赵武冠礼后拜见栾武子等人,接受他们的告诫,这种场面似乎可以视为“乞言”。就栾武子等人的言论来看,其箴诫的色彩是比较浓厚的。又如《论语·卫灵公》篇云:

子张问行。子曰:“言忠信,行笃敬,虽蛮貊之邦,行矣。言不忠信,行不笃敬,虽州里,行乎哉?立则见其参于前也,在舆则见其倚于衡也,夫然后行。”子张书诸绅。[65]

子张向孔子请教“行”,这自然可视为教学行为,然而未尝不可视为“乞言”。孔子的回答其实也颇具箴诫色彩。

倘若说这两个例证与养老礼之间并没有直接关联的话,那么以下资料可作为论述乞言与养老礼关系的补充。《礼记》所谓的“乞言”,虽然有向老人请教的意味,但在“乞言”这样的场合之下,这些言说在体式上应该不是长篇大论,而是短小精辟之言。《晋书·王祥传》载:“天子幸太学,命祥为三老。祥南面几杖,以师道自居。天子北面乞言,祥陈明王圣帝君臣政化之要以训之,闻者莫不砥砺。”[66]这里提到“乞言”,只是史官用“陈明王圣帝君臣政化之要”概括王祥的言论,很难看出这些言论在形态方面的特征。幸好《三国志·魏书·三少帝纪》裴注引《汉晋春秋》具体记载了王祥的言论:“帝乞言于王祥,祥对曰:‘昔者明王礼乐既备,加之以忠诚,忠诚之发,形于言行。

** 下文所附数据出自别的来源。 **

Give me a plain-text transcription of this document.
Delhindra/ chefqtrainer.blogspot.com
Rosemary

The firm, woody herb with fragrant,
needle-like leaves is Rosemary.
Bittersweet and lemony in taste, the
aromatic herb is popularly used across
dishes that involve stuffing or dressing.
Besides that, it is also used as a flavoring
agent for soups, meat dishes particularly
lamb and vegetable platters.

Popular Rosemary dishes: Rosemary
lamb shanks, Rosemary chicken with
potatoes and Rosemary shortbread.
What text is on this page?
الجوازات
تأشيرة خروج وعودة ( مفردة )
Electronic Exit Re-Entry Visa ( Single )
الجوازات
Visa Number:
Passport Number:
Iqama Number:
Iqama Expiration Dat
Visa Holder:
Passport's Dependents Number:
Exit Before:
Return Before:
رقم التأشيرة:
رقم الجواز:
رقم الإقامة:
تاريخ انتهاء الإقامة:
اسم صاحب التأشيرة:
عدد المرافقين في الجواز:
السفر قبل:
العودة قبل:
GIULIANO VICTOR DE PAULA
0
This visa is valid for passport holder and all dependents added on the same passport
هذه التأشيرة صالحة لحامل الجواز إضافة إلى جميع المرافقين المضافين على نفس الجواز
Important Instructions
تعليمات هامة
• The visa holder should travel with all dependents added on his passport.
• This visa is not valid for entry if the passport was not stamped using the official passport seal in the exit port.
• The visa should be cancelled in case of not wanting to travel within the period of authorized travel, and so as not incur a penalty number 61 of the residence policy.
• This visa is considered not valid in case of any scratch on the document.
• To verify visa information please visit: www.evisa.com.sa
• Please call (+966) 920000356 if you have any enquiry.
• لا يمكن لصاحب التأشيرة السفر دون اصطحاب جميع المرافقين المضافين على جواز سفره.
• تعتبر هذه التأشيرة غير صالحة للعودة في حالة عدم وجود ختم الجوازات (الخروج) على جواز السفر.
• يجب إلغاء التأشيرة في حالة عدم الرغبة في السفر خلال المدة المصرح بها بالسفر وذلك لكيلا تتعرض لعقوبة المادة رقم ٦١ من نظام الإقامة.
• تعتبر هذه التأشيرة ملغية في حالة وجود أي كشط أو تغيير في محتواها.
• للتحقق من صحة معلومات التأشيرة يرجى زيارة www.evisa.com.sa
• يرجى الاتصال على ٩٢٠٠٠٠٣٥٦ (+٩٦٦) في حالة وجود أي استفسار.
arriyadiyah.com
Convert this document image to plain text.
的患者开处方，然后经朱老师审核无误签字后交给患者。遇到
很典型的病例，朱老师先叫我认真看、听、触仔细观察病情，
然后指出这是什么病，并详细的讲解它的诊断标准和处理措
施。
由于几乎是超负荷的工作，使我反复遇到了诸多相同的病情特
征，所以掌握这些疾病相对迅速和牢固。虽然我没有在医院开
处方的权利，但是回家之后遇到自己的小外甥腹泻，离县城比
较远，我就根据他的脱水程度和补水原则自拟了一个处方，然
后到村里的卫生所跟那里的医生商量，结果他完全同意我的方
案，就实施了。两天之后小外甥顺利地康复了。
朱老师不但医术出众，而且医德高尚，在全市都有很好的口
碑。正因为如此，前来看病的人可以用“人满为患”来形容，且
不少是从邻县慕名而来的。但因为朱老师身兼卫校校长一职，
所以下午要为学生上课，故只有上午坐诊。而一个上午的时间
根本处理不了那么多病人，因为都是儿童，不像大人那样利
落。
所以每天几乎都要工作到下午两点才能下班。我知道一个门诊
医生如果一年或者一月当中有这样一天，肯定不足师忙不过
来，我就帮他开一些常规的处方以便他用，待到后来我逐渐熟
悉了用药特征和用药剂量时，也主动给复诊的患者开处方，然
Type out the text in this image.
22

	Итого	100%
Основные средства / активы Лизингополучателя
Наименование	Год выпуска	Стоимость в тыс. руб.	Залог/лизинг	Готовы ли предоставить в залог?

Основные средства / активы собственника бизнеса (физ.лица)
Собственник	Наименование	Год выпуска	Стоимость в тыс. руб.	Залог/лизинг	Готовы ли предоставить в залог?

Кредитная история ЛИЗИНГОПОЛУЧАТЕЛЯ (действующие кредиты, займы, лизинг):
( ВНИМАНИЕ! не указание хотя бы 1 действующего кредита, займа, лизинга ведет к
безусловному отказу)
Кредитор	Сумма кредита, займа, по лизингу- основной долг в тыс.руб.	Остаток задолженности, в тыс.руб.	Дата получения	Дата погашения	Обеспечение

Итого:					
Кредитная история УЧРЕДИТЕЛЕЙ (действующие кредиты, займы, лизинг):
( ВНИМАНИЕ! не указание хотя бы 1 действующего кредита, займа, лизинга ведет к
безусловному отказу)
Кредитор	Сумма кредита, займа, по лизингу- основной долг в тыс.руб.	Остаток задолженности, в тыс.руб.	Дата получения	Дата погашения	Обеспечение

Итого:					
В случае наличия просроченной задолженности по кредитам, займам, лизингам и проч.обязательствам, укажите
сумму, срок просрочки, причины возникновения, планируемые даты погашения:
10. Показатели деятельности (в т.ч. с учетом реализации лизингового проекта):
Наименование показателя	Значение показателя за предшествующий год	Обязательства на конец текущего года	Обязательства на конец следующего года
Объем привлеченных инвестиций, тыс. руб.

夫大人者,行动乎天地,天且弗违,况于人乎!’”[67]不难看出王祥言论的格言体式特征。杜佑《通典》卷六十七引述两则乞言的材料,现抄录如下,以此可窥见“乞言”文献的特征:

后魏孝文帝太和十六年,诏以前司徒尉元为三老,前大鸿胪卿游明根为五更。于明堂设国老位、庶老位于阶下。皇帝再拜三老,亲袒割牲,执酱而馈,执爵而酳;于五更行肃拜之礼;赐国老、庶老衣服有差。既而三老言曰:“自古人所崇,莫重于孝顺。五孝六顺,天下之所先。愿陛下重之,以化四方。”帝曰:“孝顺之道,天地之经,今承三老明言,铭之朕怀。”五更言曰:“夫至孝通灵,至顺感幽,故经云‘孝悌之至,通于神明,光于四海’。愿陛下念之,以济黎庶。”帝曰:“五更助三老以言至范,敷展德音。当克己复礼,以行来授。”礼毕,乃赐步輓一乘。诏曰:“三老可给上公之禄,五更可食九卿之俸,供养之味,亦同其例。”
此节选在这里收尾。